Aaliwica dépeint la schizophrénie

Aaliwica dépeint la schizophrénie

Il exposera ses œuvres pendant une quinzaine de jours

L’artiste-peintre marocain Amin Balalioui, alias Aaliwica, présentera, le 5 février au complexe Sidi Belyout à Casablanca, ses nouvelles œuvres au public. Ce sont environ 200 œuvres qui seront, selon l’association Maoka, initiatrice de l’événement, exposées pendant deux semaines. «Des tableaux mêlant la peinture sur soie, l’acrylique sur toile et techniques mixtes sur bois, abordés avec différentes énergies : force, faiblesse, assurance, manque de confiance, neutralité, arrogance, modestie, spiritualité et légèreté», indiquent les initiateurs. Selon la même source, l’artiste intitule ses œuvres «Skisofrenia».

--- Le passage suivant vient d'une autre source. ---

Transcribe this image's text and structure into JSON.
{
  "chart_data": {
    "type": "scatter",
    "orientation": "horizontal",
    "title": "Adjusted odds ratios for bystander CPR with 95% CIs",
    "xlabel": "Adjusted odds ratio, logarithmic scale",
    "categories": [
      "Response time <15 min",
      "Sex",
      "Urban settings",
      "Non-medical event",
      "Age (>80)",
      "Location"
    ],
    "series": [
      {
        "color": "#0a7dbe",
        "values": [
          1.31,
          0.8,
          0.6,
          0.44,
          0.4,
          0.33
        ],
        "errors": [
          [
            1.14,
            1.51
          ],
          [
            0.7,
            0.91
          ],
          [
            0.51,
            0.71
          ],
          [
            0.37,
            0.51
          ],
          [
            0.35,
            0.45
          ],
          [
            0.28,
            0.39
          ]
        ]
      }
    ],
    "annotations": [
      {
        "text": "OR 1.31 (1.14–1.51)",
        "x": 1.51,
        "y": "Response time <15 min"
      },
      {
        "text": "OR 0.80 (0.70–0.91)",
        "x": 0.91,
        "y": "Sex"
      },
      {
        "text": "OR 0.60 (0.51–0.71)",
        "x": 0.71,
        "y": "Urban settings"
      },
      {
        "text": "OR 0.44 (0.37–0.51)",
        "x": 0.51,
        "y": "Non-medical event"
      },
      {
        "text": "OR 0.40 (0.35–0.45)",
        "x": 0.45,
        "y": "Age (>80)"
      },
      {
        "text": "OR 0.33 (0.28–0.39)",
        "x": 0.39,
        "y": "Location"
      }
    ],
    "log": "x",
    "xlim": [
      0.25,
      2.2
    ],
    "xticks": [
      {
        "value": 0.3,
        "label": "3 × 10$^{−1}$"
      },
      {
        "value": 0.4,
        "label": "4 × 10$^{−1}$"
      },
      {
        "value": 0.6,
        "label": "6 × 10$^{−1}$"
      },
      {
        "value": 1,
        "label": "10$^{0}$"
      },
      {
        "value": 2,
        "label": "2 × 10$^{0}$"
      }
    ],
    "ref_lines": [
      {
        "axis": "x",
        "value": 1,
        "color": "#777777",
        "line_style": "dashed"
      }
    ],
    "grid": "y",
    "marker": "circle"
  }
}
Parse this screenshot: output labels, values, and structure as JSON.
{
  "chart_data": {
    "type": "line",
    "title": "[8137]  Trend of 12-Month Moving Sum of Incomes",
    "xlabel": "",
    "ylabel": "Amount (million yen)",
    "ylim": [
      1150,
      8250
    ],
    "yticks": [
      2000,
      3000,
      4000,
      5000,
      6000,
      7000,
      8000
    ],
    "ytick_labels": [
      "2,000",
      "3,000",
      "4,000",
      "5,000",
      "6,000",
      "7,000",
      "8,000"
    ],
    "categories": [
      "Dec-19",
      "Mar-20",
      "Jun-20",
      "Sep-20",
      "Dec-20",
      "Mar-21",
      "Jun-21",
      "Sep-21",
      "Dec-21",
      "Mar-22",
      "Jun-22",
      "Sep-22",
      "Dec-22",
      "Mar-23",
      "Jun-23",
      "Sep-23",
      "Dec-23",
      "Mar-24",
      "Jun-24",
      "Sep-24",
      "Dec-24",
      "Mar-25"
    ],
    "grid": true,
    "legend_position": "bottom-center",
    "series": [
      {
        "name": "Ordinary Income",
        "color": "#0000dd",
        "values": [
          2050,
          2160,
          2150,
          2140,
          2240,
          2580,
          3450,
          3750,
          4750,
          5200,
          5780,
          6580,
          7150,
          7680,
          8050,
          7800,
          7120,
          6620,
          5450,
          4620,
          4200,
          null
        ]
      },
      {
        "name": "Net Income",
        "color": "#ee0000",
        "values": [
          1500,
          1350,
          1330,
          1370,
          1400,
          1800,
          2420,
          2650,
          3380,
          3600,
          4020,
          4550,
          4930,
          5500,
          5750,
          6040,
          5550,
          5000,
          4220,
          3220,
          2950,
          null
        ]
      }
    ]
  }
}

«L’artiste a voulu traiter ce mal universel dont souffre l’Homme : la société de consommation crée des modèles en contradiction avec ce qu’on est comme Homme», indiquent les organisateurs à propos du thème choisi pour l’exposition. Quant à Aaliwica, c’est, selon les initiateurs, un «artiste-peintre multidisciplinaire et autodidacte». L’artiste, qui peint depuis l’âge de 17 ans, allie, selon la même source, le dessin et le bâtiment tout en restant à l’affût des différents moyens d’expression. «Les œuvres de l’artiste, âgé de 47 ans, sont l’illustration créative d’un intime enchevêtrement entre les formes, les corps, les idées et les cultures», explicitent les organisateurs. Aussi, Aaliwica est en quête permanente alliant l’histoire à son patrimoine culturel. Ses œuvres mêlent également des paysages peints à son écriture en tant qu’élément graphique.

«Ses dernières expositions représentaient des prières. Aujourd’hui, il peint une transe», enchaîne l’association initiatrice. De plus, l’artiste travaille sous des thèmes. Chacun est abordé par un moyen d’expression, soit la musique, la peinture, le théâtre, la vidéo, l’expression corporelle ou la poésie. Et ce n’est pas tout ! L’art de l’artiste s’intègre à la fois à la mode comme au cinéma. D’ailleurs, plusieurs créations, costumes de guerre de films, fonds de scènes de festivals ont pu voir le jour de par l’inspiration puisée dans l’amour démesuré de l’âme artistique d’Aaliwica.

Entre autres, il est passé de la création de costumes de guerre à celle d’accessoires et décors pour films en 2006, notamment «Abdou chez les Almohades» de Said Naciri. En 2007, il peint deux toiles de 75 m² chacune pour les fonds de scènes principales de la 10ème édition du festival «Gnawas et musiques du monde d’Essaouira». Des œuvres qui illustrent l’art d’Amin Aaliwica ainsi que son mantra ou credo : «L’art c’est la vie, le reste… ? !». Une croyance qui se manifeste à travers ses œuvres. De quoi donner à réfléchir.